Texas Law Joint Defense Agreement

Texas Law Joint Defense Agreement

The Texas version of solicitor-client privilege is codified in the Texas Rule of Evidence 503. Under Rule 503, confidential communications between clients and legal advisors to facilitate legal services are generally isolated from disclosure. TRE 503 (b). It is certainly the oldest privilege of confidential communication, known by common law, but it is not absolute. See In re XL Specialty Ins. Co., 373 S.W.3d 46 (Tex. 2011). What is truly remarkable in XL Specialty is the discussion and attitude of the Texas Supreme Court with respect to the requirements of the Allied conflict doctrine and the discussion of common client privilege, common defence and common doctrines of interest in Texas. Complex litigation and multi-party negotiations can lead to a unique dynamic in which groups of parties are coordinated. In such cases, legal counsel should recognize the potential benefits of common and common interest defence agreements.

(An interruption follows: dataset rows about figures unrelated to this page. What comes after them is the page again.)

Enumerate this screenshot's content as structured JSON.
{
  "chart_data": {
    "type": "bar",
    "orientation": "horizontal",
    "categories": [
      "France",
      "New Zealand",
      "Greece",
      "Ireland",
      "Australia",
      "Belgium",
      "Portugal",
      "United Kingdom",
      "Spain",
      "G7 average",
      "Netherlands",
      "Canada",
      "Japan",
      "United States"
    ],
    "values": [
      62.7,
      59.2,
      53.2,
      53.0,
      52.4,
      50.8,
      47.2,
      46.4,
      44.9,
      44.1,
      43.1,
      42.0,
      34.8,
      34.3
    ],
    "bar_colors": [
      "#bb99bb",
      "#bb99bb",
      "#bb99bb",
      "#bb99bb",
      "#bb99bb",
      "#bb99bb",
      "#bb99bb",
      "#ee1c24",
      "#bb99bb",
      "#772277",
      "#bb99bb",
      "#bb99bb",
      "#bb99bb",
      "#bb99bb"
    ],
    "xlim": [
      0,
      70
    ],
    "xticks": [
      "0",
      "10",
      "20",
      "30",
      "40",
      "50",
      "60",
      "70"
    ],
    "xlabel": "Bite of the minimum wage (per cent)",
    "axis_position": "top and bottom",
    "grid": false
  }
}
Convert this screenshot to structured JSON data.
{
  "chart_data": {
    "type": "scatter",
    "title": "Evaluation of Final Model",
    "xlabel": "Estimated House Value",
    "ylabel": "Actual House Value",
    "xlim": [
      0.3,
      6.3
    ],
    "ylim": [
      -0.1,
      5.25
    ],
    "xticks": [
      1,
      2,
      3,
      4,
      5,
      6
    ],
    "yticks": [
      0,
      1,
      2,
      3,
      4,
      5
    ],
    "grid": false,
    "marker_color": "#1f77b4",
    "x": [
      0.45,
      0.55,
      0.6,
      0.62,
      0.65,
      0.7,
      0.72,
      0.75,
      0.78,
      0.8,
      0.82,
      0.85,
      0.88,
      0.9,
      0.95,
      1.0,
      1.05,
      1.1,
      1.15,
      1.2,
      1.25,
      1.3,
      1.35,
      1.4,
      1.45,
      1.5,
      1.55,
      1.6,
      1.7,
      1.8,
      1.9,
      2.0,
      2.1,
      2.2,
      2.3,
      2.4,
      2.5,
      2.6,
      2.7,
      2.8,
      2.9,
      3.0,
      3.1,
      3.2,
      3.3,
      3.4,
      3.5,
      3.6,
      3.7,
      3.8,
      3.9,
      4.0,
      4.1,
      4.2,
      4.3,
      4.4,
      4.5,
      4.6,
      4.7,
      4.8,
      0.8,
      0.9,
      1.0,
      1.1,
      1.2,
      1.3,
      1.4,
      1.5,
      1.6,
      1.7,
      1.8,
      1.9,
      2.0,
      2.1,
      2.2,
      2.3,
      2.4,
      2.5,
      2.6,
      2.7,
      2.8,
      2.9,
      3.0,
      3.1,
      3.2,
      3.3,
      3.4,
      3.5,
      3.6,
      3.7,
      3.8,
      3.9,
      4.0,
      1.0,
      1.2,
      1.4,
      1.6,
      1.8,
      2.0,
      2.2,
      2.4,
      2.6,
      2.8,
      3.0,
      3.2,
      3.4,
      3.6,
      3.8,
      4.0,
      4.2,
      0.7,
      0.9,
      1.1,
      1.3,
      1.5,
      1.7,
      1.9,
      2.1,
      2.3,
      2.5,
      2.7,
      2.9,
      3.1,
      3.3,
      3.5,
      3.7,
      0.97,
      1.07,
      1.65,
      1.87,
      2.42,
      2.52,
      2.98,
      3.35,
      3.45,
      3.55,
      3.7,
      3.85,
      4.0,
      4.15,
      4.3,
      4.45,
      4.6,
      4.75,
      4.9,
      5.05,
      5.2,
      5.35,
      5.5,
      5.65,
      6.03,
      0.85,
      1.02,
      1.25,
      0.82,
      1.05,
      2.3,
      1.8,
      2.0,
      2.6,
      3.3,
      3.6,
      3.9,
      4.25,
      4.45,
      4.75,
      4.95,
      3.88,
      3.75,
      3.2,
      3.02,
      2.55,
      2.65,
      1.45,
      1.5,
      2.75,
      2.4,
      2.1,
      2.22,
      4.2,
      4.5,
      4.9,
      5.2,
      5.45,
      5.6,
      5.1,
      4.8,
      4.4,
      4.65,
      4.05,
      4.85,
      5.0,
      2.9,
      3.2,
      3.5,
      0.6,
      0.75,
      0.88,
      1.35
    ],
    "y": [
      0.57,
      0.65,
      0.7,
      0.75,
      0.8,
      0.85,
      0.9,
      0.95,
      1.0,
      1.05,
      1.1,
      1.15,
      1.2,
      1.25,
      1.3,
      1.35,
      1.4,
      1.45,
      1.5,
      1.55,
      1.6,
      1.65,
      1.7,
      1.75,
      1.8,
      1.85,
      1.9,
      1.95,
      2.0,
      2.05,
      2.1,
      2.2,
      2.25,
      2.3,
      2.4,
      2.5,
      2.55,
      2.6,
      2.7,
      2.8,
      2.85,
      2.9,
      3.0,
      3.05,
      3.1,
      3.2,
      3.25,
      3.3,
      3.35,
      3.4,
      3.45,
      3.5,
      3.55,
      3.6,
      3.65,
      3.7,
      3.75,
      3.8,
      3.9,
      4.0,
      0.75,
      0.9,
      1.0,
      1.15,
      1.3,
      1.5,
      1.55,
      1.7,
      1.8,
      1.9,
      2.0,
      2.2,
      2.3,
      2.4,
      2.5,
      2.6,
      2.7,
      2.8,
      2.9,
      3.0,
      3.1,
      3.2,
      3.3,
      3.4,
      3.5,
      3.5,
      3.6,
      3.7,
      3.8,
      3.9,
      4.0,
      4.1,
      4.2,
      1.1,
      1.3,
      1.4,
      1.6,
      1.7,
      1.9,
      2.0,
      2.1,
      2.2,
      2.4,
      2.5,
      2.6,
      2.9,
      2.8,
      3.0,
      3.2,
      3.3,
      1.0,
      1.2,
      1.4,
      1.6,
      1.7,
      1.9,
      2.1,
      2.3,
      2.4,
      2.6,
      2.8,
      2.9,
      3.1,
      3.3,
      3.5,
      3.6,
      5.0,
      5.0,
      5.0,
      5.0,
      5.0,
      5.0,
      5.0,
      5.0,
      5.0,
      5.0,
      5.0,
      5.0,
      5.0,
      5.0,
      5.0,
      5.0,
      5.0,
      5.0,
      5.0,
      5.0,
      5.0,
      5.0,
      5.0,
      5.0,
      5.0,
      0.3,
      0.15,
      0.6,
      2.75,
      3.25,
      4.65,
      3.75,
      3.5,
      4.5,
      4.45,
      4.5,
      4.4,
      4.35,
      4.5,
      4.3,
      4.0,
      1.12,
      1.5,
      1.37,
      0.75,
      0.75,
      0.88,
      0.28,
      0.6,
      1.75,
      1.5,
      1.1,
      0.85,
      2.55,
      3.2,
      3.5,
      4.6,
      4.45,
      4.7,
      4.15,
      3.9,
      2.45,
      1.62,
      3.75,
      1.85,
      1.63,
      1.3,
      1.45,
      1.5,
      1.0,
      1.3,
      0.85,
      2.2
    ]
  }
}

While there are some differences between these types of agreements, they are similar in that they offer privileges and immunities for communication between the aligned parties and their counsel. However, to take advantage of these benefits, it is important to understand how these agreements should be concluded and how the courts see them. In particular, the conditions, scope and limitations of the common privilege of the defence or the privilege of common interest may vary considerably depending on jurisdiction. State and federal jurisdictions are different from whether they recognize a common law of defence or a privilege of common interest and to what extent such a privilege applies. Texas Rule of Evidence 503 specifically defines privilege-protected communications. Rule 503 B) protects not only communication between lawyer and client, but also communication between representatives. The Court`s opinion focused on Section 503 B) (1) C), which protects disclosure “by the client or by a client`s agent or by the client`s lawyer or agent`s agent, to a lawyer or agent representing another party in a pending action, and to a case of common interest in a pending action and in connection with a case of common interest in a pending action.” The Tribunal found that this privilege has been repeatedly described as a “common client,” a “common defence” or a “common interest.” Although the Court recognized that the courts sometimes used these terms interchangeably, it found that they were different doctrines, intended for different purposes, and that none of them had accurately described the privilege at issue in this case. The Court also found that the “common client” rule was not applicable, as no argument or evidence had been presented to show that XL`s lawyers also represented Cintas. The Court did not rule out that, in certain circumstances, the same lawyer could represent both the insured and the insurer.

The Court also found that there may be situations in which an insurer may be a representative of an insured under Rule 503, but that this argument has not been invoked or proven in this case.